Timberview Senior Makes History With Extracurricular Achievement
Dec 01, 2014 12:29PM
● By Kevin
Timberview High School senior Lauren Thornton (center) with her mother, Cynthia (left), and UT Southwestern STAR program manager Lynn Tam (right).
Lauren Thornton, a senior at Timberview High School, made history as the first Mansfield ISD student to be selected as an intern with the STARS Summer Research Program at UT Southwestern Medical Center. As one of 40 selected from a pool of more than 800 students from across the Metroplex, Thornton had the opportunity to take part in graduate-level research alongside a Nobel Prize-winning doctor.
"It was really an honor for me to be accepted because there’s so many people who applied," Thornton said. "Those interviews are very scary. When I walked out I didn’t think I was going to get it. It was awesome. It was a lifechanging experience to be in the lab, so I’m really grateful to be doing that."
Thornton's research was centered around the rare disease, congenital generalized lipodystrophy, which prevents its patients’ bodies from producing fat storage cells (called adipocytes). "This leads to a variety of metabolic complications including the development of diabetes, fat accumulation in the liver, muscular hypertrophy," Thornton reported in a presentation about her work.
The initial application process included submitting SAT/ACT/PSAT scores, transcripts, an essay, and a letter of recommendation from a counselor and science teacher. Out of 800 applicants, 100 were chosen to move on to the next round. Thornton was chosen after being interviewed, and she was paired up with a principal investigator to begin work in the lab.
The biggest challenge, she said, was learning the background information about the disease. Since the work is graduate level, the terminology is quite advanced. However, Thornton also learned lessons outside of the scope classroom and the lab.
"The biggest thing I learned is that I have to be balanced as an individual," she said. "It’s easy to set up in a lab and become a mad scientist type. It’s not uncommon for experiments to fail. You need to be able to balance lab life or whatever you’re doing with stuff outside of that. All you are doing shouldn’t be in the lab. You need to get out and do stuff and socialize."
Thornton is far from the "mad scientist" type she describes. She is also the drum major of the Timberview marching band and president of the spelling team. Outside of school, she is also involved with the media team at her church, responsible for controlling audio and visual equipment.

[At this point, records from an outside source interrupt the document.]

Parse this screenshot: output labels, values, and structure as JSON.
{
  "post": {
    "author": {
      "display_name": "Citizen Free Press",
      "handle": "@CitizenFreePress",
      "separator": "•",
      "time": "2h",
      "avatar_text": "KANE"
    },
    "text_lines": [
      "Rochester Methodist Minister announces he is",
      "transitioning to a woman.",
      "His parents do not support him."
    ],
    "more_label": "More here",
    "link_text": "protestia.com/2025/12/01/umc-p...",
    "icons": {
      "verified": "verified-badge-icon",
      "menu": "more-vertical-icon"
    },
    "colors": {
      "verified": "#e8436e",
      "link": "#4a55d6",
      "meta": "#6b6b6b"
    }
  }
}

As for the future, Thornton hopes to major in cellular and molecular biology, which comes from her experience in the lab through the summer research program.
"That’s one of the main reasons I applied, to give me some direction," she said. "It helped me to narrow down and brought in my scope. I see there are so many fields out there that someone can go into."
Science wasn't always a passion for Thornton. In middle school, she hoped to be an actress or a writer. She said Lisa Davis, then science teacher at James Coble Middle School, directed students into a science competition. It was there Thornton said she realized the beauty of the scientific process. Davis continued to be an inspiration and mentor for Thonrton as she became a counselor at Timberview.
Thornton also acknowledged her parents. "They’ve also been really awesome to me and always encouraging me to try my best at everything."
As for words of advice to students looking to follow in her footsteps, Thornton's can-do attitude shines through.
"The biggest thing is don’t ever say you can’t do anything," she said. "Don’t limit yourself. I didn’t expect to be accepted. I just went ahead and applied. It’s an amazing opportunity. If you get into the program, it’s going to be challenging, but you have to keep moving forward."